Different radii produce notably different surfaces for the same metric. The
example below computes edge density at three scales and plots them together for
comparison:

```{r standalone-multiscale, fig.cap = "***Edge density at three spatial scales.***", fig.height = 3.5}
ed_multi <- kernel_scale.raster(
  raster_stack = metric_rasters["land1"],
  scale_vars   = msr_vars(
    ed_200m = landscape_var("land1", metric = "ed", radius = 200),
    ed_500m = landscape_var("land1", metric = "ed", radius = 500),
    ed_900m = landscape_var("land1", metric = "ed", radius = 900)
  ),
  verbose = FALSE
)

plot(ed_multi,
     main = c("ED — 200 m", "ED — 500 m", "ED — 900 m"))
```

---

# Optimizing landscape metric radii

To optimize the scale of a landscape metric, omit `radius` from
`landscape_var()`. For example:

```{r optimized-landscape-vars, eval = FALSE}
scale_vars_opt <- msr_vars(
  land1_prop = kernel_var("land1"),
  land1_ed = landscape_var("land1", metric = "ed"),
  landcover_shdi = landscape_var("landcover", metric = "shdi")
)
```

This is statistically meaningful, but it is more computationally expensive than
optimizing a kernel-weighted mean.
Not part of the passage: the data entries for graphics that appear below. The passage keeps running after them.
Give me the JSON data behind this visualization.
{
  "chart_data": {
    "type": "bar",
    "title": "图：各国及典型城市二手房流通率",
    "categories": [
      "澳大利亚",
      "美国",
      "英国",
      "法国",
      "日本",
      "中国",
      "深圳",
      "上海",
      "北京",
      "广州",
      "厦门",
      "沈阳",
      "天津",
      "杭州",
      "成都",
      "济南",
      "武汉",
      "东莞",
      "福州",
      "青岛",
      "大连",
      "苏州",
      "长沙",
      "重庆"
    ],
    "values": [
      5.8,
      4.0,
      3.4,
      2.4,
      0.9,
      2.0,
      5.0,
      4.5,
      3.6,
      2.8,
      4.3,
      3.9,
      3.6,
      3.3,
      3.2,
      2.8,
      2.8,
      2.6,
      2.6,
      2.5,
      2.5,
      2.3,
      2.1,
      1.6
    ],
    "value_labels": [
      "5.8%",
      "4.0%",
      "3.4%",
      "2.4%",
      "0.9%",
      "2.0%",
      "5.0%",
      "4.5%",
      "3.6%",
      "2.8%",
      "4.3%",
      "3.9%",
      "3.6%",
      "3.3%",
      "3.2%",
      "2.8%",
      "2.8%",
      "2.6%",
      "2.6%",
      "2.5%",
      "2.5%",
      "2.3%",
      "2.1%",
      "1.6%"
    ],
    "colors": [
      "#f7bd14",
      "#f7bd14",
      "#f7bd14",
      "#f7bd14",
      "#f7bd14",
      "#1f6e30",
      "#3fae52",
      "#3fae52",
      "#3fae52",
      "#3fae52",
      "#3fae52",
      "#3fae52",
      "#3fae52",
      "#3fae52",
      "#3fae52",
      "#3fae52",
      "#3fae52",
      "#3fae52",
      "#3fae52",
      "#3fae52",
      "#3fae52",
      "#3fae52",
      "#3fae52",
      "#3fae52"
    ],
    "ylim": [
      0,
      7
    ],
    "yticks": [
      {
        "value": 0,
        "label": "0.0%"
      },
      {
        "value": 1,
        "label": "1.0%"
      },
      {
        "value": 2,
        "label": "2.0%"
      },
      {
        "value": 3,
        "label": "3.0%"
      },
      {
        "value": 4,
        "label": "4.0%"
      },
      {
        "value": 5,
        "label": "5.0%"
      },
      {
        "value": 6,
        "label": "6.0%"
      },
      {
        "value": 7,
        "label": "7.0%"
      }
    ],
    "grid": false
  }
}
At each candidate radius, the landscape metric
must be recalculated for every sample point. For moderate or large data sets,
consider first testing the workflow with a subset of points or using
precomputed results in reproducible documents.

---

# Practical guidance

Use fixed-radius landscape metrics when you have a biologically motivated buffer
distance or when the metric is expensive to recompute. Use optimized landscape
metric radii when the scale itself is a central question and computation time is
acceptable.

At present, optimized landscape metrics are not supported with
`kernel = "expow"` because the exponential-power shape parameter does not apply
cleanly to fixed-buffer landscape metrics.